Surgery for horizontal squints (eyes turning inward or outward) has a reported success rate of 60% to 80%, with some studies achieving alignment in about 83% of patients. Smaller deviations tend to have better outcomes: one study found recurrence rates of 16% for smaller squints compared to 31% for larger ones. Some patients need a second procedure to fine-tune the alignment, particularly those with large-angle squints or dense amblyopia.
In children, early surgery can restore the conditions needed for binocular vision to develop, but it doesn’t automatically fix amblyopia. Patching and glasses are usually still necessary after the operation. In adults, surgery primarily aims to reduce double vision, improve eye alignment, and restore a more natural appearance. Recovery typically involves a few weeks of redness and discomfort, with full healing over one to two months.
Squint in Adults
Adults sometimes assume squint surgery is only for children, but treatment at any age can be worthwhile. An adult-onset squint caused by a nerve palsy may resolve on its own as the underlying condition heals, particularly after a mild stroke or temporary inflammation. In these cases, prism lenses can manage double vision during the waiting period.

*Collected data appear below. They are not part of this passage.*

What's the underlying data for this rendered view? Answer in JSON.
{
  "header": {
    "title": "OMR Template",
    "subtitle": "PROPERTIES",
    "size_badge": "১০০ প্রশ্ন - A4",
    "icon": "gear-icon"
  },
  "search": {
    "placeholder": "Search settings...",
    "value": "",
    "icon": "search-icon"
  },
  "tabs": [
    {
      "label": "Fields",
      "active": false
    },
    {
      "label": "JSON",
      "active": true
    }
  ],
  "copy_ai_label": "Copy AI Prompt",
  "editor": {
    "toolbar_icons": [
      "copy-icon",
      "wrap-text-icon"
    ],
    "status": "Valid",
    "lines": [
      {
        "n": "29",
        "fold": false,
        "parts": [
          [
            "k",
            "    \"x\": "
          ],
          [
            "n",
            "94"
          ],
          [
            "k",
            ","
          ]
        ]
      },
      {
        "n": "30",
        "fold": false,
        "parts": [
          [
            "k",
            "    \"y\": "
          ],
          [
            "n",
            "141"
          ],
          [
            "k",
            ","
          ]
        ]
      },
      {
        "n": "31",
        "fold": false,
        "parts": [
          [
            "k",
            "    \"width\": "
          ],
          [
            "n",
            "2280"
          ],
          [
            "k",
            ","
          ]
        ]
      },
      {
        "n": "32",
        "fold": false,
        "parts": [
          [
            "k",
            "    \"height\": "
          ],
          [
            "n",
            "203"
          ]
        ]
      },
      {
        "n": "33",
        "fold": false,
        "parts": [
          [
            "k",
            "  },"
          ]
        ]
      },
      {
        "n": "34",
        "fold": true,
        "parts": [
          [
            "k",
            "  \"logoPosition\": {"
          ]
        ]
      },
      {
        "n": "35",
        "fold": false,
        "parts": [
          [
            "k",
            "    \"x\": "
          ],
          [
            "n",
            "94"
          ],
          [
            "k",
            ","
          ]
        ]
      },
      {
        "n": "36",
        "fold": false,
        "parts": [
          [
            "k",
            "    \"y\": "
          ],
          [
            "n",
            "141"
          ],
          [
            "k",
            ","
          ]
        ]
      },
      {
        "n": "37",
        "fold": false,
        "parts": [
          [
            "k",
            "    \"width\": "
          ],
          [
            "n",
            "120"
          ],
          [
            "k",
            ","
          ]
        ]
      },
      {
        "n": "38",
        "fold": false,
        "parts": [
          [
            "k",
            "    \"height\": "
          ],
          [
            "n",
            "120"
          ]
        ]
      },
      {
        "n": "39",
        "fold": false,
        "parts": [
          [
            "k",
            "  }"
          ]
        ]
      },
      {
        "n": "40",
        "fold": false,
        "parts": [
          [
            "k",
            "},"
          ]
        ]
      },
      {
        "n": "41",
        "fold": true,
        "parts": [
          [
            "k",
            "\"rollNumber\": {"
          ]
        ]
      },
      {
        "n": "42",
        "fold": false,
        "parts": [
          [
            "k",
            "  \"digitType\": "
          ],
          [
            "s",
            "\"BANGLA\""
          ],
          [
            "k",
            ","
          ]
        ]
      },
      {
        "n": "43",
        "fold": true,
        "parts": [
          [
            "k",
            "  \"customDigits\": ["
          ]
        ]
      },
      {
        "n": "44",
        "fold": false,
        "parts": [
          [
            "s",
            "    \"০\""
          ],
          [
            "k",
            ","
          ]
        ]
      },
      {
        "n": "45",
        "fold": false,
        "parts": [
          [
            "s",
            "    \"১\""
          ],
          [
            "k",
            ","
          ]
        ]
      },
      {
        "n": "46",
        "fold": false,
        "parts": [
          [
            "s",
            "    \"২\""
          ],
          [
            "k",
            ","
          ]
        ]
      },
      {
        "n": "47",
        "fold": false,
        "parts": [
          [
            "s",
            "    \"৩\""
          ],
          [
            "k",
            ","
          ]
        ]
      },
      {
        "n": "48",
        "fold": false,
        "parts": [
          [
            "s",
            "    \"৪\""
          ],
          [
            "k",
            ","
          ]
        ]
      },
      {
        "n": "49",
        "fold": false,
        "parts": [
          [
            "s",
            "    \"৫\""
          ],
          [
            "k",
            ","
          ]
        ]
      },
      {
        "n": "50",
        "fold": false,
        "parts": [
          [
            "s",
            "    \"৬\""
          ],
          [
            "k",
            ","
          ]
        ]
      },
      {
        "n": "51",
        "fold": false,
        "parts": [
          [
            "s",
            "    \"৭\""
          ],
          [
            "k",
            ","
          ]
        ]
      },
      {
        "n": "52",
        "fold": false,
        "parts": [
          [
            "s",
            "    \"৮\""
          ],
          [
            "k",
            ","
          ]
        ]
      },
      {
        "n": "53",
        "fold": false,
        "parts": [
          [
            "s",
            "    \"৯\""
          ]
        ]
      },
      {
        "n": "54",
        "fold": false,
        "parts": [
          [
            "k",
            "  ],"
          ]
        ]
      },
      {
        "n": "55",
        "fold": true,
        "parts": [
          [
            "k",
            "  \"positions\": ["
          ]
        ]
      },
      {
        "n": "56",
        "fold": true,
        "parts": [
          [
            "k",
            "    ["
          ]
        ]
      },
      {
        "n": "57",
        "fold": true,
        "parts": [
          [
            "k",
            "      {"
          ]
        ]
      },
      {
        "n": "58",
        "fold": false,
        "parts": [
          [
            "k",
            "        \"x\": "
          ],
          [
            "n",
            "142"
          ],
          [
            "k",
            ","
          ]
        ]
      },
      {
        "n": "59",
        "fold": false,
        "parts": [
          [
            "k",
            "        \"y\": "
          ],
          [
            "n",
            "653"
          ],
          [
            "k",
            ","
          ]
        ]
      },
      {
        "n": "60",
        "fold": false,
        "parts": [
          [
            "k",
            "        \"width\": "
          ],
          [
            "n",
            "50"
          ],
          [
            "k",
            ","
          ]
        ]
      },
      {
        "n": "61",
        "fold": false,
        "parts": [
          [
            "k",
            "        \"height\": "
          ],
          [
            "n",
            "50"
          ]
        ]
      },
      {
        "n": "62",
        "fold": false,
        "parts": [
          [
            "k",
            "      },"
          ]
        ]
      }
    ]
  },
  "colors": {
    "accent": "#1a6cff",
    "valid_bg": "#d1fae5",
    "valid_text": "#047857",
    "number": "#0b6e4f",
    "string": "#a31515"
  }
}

When a squint persists, surgery remains effective in adults and can dramatically improve quality of life. Double vision from a squint makes driving, reading, and working at a computer difficult or impossible. Even for adults with a longstanding childhood squint who won’t gain binocular vision from surgery, correcting the alignment often has meaningful psychological and social benefits. The misperception that it’s “too late” prevents many adults from seeking treatment that could genuinely help them.